I was glad for the mental clarity, even if I knew it probably wouldn't last very long. I was still hopeful I could implore Jase to see reason, but to do that I had to know how to appeal to his better nature. At this point, I wasn't entirely sure he had one. He hadn't even detained me himself, he'd gotten Sonny and a lackey to do the dirty work. I wondered when he would burst through the door and demand whatever else he wanted to know. What else did he want to know? Did he just want me to admit everything, out loud? Everything that I saw? The file- the heading in bold Arabic script, more text alluding to the truth- broken phrases I didn't understand, the box with the image worth a thousand words. A diagram of two skyscrapers, side by side. The blueprint plans looked as though they detailed floor by floor where explosions were to occur. Soon the time will come when the world will know. I'd been certain it was a conspiracy, right up until Jase had pushed the handwritten paper towards me. 


                                                                                                *


Jase grimaced as he set the walkie back against his shoulder. Thirty two hours, he had thirty two hours to successfully dispel any suspicion against Paige's name. And if he couldn't, well... he didn't want to think about that. He paced the putrid shack as he wracked his brain. How, how could he satisfy them in the least possible harmful way to Paige. They wanted video evidence, so there was no way to provide a false report. He considered for a fleeting moment letting somebody else do it, and then almost instantly shook that idea from his head. If he did it himself, the CIA would know it had been done properly. And if he did it himself, he could control every element to ensure Paige was as safe as possible. He had to switch himself off. He had to hurt her. 


The thought of putting her through the standard enhanced tactics was nauseating. He couldn't waterboard her. He couldn't scream in her face. He could deprive her of sleep, sure. But they only used that as an additional method to ensure the subject was kept confused, emotional and exhausted. If he had to get this thing done within a couple of days, he had to do it right. 


A rap at the door shocked Jase out of his frantic thoughts, which he dismissed as he paced to the door. Perry stood to attention, squinting in the harsh sunlight. Jase gulped in a breath of hot air, glad of the respite from the suffocating dinginess of the shack. 


"What is it?" He addressed Perry coolly. If he'd only gotten to Perry sooner, when he'd radioed Sonny... 


"Pai- the priso- she wants to see you Master Chief, she says it's important," Perry said weariedly. Jase nodded in response, wiped the sweat from his brow and stalked towards the cell block. 


"You wanted to talk?" The door swung shut behind him as he stepped into the small dimly lit room. This was the least cell-like place he could come up with. Jase wouldn't have had her in the interrogation shack, or in with al-Raheem. But he needed to move her from the interview room as a conscious display to her that her situation had changed, and she needed to cooperate. 

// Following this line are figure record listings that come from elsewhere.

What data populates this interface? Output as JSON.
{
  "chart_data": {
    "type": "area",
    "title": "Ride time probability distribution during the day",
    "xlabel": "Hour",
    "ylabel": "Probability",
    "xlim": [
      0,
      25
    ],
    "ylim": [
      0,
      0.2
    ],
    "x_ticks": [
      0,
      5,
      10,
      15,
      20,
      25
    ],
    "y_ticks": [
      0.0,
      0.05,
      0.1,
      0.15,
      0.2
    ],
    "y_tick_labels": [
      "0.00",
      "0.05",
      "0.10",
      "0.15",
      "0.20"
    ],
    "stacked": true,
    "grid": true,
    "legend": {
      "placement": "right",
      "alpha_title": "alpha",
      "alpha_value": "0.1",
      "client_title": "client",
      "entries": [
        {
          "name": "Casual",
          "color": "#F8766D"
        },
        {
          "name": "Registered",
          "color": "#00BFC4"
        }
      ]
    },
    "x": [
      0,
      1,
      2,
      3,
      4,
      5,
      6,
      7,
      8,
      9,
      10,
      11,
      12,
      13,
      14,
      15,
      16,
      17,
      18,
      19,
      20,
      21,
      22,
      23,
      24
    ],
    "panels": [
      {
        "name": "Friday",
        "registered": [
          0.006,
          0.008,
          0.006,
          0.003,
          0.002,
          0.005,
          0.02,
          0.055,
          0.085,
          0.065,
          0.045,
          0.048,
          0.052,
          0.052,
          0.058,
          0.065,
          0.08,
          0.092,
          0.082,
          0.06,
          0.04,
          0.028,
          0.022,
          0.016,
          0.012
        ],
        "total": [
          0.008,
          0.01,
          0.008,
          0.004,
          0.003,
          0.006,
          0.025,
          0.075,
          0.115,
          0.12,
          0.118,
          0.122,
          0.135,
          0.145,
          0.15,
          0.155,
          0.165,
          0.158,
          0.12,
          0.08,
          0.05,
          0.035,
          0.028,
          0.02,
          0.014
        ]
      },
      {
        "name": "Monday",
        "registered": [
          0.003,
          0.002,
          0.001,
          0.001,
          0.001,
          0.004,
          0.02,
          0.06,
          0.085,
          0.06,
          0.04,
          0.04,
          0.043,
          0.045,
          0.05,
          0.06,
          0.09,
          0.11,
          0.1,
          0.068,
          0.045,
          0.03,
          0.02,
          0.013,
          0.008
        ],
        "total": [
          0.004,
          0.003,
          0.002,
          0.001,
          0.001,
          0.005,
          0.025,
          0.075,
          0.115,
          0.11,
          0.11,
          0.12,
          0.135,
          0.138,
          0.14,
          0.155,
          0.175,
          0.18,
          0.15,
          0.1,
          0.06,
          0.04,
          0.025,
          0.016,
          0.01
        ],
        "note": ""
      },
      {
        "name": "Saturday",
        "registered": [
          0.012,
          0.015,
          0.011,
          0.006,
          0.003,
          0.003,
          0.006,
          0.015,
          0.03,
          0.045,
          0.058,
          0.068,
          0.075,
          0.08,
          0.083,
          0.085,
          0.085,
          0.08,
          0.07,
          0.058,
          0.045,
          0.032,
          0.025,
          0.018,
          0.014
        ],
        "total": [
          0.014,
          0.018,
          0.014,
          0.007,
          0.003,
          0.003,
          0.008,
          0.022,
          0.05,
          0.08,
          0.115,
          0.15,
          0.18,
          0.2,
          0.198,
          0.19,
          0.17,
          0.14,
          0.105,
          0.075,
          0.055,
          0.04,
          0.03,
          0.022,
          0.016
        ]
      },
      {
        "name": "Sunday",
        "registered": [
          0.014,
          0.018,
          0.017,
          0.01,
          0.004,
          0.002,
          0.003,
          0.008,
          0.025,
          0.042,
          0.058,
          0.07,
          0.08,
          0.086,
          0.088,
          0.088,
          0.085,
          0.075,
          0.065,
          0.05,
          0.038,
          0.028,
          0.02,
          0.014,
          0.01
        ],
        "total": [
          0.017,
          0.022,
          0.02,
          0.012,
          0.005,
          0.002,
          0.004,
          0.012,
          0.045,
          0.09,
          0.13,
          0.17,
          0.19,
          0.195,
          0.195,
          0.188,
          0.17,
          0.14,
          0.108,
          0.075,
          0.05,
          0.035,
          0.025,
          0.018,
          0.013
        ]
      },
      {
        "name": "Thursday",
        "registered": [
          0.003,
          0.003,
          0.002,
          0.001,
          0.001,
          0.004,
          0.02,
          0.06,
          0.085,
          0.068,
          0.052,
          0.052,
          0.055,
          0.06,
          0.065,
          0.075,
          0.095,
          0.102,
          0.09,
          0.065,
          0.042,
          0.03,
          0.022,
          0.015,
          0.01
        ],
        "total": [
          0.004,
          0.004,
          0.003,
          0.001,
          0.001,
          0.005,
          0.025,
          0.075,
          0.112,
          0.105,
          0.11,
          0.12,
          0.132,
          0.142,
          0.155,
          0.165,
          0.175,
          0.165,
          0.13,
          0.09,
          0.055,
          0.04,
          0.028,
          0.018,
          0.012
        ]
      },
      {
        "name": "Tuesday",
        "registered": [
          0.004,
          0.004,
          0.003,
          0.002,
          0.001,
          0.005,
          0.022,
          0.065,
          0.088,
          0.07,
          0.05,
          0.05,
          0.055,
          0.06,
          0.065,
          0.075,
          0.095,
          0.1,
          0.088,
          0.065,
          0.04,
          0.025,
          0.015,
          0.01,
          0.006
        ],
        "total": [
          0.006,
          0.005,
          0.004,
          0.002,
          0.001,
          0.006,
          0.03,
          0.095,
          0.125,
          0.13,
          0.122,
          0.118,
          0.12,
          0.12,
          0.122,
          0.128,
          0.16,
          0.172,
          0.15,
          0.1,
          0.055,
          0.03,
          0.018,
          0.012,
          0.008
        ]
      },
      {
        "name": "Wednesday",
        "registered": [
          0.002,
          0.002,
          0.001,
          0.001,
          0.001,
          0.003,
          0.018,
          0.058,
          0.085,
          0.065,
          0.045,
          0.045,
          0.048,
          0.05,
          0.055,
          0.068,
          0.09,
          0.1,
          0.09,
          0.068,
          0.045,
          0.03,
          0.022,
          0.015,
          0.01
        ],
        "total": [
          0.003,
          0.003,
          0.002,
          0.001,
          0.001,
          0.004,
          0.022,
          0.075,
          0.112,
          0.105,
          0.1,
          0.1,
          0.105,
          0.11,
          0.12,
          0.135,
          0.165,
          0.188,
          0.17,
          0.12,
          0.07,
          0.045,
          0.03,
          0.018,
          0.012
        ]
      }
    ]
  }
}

"I did, I..." Paige glanced between Rob and Ant, who wordlessly understood. 


"We're right outside," Rob stated as he pulled the door to a close behind them. 


"Well?" Jase decided to focus on her ear. That was an old trick for the socially awkward; if you didn't want to make direct eye contact, look at their ear and they'll think you're looking at them. 


"I just... wanted you to know I really don't have anything else to hide. I didn't mean to keep anything from you, I just... I panicked. I don't even believe what it implied! I didn't, anyway... but I don't know anything else that could help you, I swear it. I'll do the polygraph to attest to that, I'll do it right now," Paige spoke in a nervous flurry, swells of pink rushing to her cheeks. 


Jase sighed heavily. What could he say? That it didn't matter? That she could never be free from absolute suspicion now? 


"It's too late for that Paige," he said darkly, his voice low and words heavy with the weight of their impact. He looked up to the top of her head, avoiding her anxious gaze. "I'll send for you when I'm ready."